Совершив непосильный для обыкновенных, несверхъестественных женщин подвиг, женщина в черном нагнулась за новым метательным снарядом, причем ей пришлось вполоборота повернуть свое лицо в сторону завбиба, и... и над берегом одновременно прозвучали два возгласа:
— Завбиб!..
— Ванька!!!
Уволим читателя от описания объятий и поцелуев, которыми обменялись наши герои. Упомянем только, что эта трогательная сцена происходила на глазах двух или трех конюхов хозкоманды... Не отсюда ли пошла нелепая, вздорная, возмутительная легенда о том, будто завбиб перед отъездом из Архангельска всю ночь напролет до безобразия нежно прощался с какой-то монашкой? Классический пример того, как неправильно или недобросовестно истолкованный факт может стать поводом для злословия!
В сущности, на этом месте и можно было бы закончить затянувшееся описание событий достопамятной белой ночи, но автор хорошо знает, что обязательно найдутся читатели, избалованные приключенческими повестями, желающие узнать, что же все-таки произошло с Ванькой на купеческом дворе, как он оттуда удрал и каким образом перевоплотился в зловещую «женщину в черном».
Все произошло чрезвычайно просто...
Но прошу несколько минут внимания, товарищ читатель! В этом месте автору представляется нетрудная возможность, шутя и играя, написать объемистую приключенческую главу, озаглавленную, скажем, так: «В цитадели классового врага», «Логово изувера», «На миллиметр от смерти» или как-нибудь еще забористее, но, видит бог, ни дарованиям приключенческих писателей, ни листажам, ни тиражам их книг автор никогда не завидовал.

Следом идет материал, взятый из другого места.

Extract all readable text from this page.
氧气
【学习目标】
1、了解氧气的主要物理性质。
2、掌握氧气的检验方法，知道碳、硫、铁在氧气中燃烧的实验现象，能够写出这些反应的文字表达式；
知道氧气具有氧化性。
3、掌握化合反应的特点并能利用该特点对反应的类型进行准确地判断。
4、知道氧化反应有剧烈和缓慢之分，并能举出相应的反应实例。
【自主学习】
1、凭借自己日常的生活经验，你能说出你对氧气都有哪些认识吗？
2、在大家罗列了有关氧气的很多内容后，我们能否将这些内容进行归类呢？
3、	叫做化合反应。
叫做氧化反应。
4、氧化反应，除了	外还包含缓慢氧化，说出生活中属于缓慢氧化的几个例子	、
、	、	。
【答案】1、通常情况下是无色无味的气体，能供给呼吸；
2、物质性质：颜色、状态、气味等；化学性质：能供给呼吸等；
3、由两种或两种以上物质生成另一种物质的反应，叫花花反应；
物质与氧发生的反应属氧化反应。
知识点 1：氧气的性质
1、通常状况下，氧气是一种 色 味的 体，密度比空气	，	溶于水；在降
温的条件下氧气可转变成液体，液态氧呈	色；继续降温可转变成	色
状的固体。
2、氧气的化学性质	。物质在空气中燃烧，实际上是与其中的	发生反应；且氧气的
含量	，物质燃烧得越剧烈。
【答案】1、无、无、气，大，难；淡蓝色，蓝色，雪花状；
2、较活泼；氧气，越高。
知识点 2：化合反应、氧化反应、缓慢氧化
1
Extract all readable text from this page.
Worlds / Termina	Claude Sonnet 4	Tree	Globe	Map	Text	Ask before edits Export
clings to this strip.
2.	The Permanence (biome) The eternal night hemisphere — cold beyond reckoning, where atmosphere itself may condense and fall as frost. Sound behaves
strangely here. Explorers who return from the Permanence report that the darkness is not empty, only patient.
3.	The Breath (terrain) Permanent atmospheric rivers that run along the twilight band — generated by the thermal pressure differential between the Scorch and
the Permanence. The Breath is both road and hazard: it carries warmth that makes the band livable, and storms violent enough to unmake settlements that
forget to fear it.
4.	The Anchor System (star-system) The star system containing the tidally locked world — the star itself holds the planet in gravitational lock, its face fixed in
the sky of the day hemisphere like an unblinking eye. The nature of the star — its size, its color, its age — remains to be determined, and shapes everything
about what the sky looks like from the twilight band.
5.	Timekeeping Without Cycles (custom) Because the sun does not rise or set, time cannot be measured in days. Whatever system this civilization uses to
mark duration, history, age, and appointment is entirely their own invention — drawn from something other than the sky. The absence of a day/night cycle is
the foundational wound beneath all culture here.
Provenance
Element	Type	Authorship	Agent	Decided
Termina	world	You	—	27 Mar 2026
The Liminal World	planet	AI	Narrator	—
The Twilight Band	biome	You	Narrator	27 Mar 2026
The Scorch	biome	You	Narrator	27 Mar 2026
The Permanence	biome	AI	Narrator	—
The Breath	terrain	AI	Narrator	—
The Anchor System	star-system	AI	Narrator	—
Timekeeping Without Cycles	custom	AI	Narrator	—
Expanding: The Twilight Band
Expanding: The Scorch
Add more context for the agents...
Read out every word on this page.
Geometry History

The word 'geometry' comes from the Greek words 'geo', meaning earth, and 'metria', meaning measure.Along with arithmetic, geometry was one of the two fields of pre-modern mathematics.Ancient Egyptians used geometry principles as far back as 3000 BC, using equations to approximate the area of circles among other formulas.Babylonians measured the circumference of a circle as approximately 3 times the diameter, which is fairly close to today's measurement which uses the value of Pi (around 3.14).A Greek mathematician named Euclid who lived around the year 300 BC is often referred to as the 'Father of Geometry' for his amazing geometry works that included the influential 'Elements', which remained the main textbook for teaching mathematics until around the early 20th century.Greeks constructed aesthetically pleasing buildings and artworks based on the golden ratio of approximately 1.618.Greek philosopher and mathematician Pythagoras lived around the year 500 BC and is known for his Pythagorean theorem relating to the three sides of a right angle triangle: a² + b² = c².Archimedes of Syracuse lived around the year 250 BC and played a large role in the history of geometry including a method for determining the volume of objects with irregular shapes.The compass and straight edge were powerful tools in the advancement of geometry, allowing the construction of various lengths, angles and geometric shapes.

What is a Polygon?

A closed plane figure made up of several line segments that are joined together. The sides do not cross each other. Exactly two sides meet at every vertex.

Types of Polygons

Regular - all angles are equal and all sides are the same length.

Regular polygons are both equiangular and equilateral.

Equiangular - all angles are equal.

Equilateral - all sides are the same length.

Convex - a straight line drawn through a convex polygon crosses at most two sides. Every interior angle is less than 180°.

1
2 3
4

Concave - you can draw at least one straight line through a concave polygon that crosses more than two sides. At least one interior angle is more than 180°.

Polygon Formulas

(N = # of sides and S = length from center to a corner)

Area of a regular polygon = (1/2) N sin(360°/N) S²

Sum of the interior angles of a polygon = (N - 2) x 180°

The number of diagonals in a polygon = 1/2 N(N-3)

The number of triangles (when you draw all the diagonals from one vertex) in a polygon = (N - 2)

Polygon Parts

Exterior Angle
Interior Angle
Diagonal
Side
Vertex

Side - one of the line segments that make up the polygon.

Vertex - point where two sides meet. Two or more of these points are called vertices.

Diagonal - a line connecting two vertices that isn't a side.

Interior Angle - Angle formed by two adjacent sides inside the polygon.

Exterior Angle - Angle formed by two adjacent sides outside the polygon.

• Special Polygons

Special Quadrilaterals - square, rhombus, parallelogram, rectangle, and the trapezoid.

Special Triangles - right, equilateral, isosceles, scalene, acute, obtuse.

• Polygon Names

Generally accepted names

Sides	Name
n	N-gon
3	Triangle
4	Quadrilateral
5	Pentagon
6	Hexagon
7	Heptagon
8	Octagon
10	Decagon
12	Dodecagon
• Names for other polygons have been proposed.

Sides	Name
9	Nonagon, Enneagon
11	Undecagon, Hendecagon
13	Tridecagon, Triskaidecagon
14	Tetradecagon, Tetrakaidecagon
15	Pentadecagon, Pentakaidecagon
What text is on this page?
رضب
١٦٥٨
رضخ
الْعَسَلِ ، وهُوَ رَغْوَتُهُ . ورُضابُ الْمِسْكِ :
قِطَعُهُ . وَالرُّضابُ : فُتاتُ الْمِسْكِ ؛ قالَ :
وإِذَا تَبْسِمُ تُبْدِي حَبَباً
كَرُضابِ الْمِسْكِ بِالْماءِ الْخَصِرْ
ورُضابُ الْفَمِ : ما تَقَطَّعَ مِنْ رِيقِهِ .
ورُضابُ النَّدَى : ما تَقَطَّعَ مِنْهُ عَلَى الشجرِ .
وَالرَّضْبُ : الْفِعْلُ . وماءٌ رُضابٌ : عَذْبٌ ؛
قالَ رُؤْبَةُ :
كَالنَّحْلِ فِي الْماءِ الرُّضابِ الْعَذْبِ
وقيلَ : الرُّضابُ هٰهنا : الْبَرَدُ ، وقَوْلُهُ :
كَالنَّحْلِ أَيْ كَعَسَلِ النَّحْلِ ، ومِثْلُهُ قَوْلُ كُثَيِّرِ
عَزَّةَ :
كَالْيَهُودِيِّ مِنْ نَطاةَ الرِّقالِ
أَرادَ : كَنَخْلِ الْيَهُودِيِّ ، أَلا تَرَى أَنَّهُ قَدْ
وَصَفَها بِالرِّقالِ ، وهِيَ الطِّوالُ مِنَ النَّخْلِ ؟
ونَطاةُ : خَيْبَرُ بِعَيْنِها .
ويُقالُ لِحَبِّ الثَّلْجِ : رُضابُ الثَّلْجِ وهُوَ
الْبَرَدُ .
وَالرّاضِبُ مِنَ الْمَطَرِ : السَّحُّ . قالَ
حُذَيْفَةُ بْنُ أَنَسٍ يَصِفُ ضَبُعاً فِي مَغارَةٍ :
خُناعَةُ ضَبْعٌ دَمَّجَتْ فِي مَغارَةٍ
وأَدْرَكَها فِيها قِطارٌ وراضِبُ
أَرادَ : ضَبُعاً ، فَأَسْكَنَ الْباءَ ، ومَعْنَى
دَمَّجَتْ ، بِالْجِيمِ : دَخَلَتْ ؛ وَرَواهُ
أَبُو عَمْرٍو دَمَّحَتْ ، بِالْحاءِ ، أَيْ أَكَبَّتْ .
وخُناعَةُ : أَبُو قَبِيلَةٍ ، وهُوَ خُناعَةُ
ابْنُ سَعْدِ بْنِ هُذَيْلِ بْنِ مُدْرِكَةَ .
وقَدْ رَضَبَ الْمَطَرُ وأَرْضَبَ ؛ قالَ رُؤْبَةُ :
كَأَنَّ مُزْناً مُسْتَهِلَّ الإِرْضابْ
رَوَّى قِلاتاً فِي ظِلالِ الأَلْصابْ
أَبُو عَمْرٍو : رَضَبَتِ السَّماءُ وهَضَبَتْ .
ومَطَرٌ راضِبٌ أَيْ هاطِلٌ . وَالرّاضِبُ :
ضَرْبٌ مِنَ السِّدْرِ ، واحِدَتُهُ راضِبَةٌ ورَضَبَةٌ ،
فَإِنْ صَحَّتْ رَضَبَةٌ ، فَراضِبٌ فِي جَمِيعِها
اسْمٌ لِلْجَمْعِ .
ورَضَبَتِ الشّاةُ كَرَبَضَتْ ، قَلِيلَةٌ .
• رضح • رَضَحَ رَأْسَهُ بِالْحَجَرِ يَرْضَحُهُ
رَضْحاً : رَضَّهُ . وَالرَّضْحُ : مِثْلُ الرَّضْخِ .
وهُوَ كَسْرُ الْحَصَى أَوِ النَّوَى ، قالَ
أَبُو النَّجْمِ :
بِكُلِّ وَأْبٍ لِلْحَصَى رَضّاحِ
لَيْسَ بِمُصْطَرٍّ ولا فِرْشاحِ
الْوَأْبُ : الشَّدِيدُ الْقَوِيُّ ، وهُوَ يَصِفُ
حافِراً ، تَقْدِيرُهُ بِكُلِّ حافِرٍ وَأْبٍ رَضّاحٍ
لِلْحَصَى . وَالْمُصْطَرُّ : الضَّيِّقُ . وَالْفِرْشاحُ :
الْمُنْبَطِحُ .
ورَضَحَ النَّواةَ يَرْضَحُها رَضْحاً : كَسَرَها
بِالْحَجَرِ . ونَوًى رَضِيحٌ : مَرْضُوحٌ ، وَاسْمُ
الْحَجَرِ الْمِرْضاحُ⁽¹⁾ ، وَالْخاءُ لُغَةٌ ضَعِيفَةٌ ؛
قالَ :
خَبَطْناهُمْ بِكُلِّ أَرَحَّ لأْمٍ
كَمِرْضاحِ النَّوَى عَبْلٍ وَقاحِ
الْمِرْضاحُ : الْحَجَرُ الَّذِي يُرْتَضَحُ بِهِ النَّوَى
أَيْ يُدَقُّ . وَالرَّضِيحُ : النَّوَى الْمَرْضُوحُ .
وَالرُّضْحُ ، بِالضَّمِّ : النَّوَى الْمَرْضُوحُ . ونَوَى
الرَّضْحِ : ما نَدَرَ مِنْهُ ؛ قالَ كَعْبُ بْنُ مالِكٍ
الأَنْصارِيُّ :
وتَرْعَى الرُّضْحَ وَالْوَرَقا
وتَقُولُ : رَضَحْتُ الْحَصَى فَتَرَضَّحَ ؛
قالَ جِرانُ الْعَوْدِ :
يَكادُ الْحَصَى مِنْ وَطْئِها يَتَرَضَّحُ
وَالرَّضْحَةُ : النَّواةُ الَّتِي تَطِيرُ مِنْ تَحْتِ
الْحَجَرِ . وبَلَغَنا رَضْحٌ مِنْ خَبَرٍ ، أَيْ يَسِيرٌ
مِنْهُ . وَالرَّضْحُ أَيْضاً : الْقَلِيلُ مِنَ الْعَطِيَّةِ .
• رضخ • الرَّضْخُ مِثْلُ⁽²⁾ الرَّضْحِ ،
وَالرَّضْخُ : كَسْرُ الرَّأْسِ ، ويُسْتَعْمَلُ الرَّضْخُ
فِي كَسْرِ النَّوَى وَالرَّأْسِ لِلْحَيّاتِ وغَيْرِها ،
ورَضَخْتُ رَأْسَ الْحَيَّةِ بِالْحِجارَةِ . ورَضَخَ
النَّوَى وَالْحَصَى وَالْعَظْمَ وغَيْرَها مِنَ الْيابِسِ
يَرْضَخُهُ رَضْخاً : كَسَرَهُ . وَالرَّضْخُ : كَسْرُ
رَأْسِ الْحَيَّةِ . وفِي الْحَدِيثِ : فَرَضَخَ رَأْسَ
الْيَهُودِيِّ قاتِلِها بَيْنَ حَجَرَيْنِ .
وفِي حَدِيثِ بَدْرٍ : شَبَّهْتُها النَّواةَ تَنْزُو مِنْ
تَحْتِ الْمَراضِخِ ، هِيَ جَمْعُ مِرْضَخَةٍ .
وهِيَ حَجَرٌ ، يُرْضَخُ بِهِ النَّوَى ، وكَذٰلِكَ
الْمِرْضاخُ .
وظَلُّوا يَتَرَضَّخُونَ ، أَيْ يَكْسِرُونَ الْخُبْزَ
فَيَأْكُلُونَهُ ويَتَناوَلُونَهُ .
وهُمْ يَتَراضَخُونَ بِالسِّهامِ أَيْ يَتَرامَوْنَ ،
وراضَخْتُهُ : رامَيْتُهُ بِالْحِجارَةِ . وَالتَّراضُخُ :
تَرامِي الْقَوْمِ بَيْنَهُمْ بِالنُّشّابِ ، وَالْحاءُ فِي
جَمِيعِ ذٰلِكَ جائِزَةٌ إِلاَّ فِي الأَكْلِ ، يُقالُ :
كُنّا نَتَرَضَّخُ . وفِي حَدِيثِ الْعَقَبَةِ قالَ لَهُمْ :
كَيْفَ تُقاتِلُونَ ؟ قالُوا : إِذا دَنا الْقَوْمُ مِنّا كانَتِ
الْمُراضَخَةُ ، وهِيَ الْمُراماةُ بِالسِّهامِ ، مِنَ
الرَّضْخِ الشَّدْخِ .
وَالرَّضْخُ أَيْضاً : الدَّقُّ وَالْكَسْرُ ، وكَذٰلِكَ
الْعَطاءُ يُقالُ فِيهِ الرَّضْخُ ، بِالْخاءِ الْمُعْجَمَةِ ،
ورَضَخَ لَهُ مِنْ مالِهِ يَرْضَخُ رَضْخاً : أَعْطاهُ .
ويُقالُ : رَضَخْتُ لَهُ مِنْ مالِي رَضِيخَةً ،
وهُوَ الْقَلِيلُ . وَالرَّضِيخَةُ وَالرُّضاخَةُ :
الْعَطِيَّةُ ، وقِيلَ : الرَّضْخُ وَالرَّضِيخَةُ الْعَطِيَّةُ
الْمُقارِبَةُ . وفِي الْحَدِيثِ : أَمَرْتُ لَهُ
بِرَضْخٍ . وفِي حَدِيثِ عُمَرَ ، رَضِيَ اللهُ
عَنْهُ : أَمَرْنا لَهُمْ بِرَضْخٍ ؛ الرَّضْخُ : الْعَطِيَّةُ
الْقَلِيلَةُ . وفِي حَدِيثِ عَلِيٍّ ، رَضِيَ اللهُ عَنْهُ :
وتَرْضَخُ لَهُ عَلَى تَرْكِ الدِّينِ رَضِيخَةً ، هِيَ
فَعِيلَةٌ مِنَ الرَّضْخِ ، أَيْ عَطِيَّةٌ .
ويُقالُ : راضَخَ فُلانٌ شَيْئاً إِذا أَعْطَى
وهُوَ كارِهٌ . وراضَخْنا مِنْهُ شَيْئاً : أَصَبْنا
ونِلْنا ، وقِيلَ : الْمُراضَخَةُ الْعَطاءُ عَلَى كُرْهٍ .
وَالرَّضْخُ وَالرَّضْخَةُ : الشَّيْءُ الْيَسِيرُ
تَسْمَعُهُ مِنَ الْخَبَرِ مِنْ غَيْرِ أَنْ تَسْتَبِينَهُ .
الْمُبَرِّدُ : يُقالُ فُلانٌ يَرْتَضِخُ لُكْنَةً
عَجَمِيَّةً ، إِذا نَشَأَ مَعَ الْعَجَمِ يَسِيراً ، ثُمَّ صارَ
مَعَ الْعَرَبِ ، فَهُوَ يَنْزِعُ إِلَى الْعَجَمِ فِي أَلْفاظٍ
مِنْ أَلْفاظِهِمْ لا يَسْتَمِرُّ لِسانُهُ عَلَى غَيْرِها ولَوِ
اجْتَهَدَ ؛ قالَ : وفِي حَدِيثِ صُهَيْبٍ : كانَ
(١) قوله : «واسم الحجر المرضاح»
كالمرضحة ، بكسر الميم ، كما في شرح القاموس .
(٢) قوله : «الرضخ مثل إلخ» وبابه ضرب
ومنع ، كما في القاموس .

Вопреки канонам приключенческого жанра, он не намерен насаживать свое повествование на стержень заранее запланированного сюжета и прикручивать героев к этому стержню тугими витками фабулы.
Автор твердо придерживается мнения, что, раз создав и «увидев» своих героев, писатель не только вправе, но и обязан предоставить им свободу мышления и действия в той мере, в какой обладают ею люди, облеченные в плоть и кровь. Мало того, автор убежден, что общепринятую в нашей стране заботу о людях нужно распространить на литературных героев. Только при этом условии они смогут показать свое настоящее «я». Конечно, писателю может быть неприятно, когда получивший самостоятельность персонаж, да еще возлюбленный автором герой счудит или даже наерундит, но что с ним поделаешь? Кто из живых не ошибается? Характер есть характер!